Proskauer's Perspective

The ruling in Loomis, like the ruling in Hecker, appears to be motivated, not merely by a finding that the facts alleged in these cases were insufficient to sustain a claim, but by the Seventh Circuit's disdain for the legal theories that are at the heart of the excessive fee cases. In writing for the three-judge panel of the Seventh Circuit in Loomis, Judge Easterbrook summed up the "damned if you do, damned if you don't" philosophy of these types of cases: "Many defined-contribution pension plans offer participants an opportunity to select investments from a portfolio, which often includes mutual funds. In recent years participants in pension plans have contended that the sponsor offers too few funds (not enough choice), too many funds (producing confusion), or too expensive funds (meaning that the funds' ratios of expenses to assets are needlessly high). See, e.g., Hecker v. Deere & Co., 556 F.3d 575, rehearing denied, 569 F.3d 708 (7th Cir. 2009); Howell v. Motorola, Inc., 633 F.3d 552 (7th Cir. 2011); Spano v. Boeing Co., 633 F.3d 574 (7th Cir. 2011); George v. Kraft Foods Global, Inc., 641 F.3d 786 (7th Cir. 2011)."

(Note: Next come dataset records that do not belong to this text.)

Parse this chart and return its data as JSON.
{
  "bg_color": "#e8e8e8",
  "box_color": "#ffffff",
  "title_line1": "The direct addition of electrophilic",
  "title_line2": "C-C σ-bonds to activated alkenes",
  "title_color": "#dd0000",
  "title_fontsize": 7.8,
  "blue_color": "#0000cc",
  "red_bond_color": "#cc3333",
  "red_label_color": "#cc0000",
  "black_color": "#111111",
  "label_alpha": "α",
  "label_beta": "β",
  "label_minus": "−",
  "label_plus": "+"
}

In summarily rejecting these claims, the Seventh Circuit appears to be recognizing — and preserving — the fundamental distinction that ERISA draws between the operation of defined benefit plans and defined contribution plans. In the former, the fiduciaries or the employer plan sponsor assume responsibility for all decisions about the investments (how much to invest, what asset classes to invest in, whether to use active or passive management, and what manager to hire, etc.), while in the latter, these decisions are left up to the participants, who are empowered to decide whether to invest at all, how much to invest, what asset classes to invest in, and which funds to use. The excessive fee claims threaten to undermine this distinction by shifting responsibility for investment choices back to the plan fiduciaries. The Seventh Circuit's decisions have responded to this threat by affirmatively establishing that in a defined contribution plan that offers a reasonable choice of investments, it is the participants – "the people who have the most interest in the outcome" – who are responsible for the choice of investments.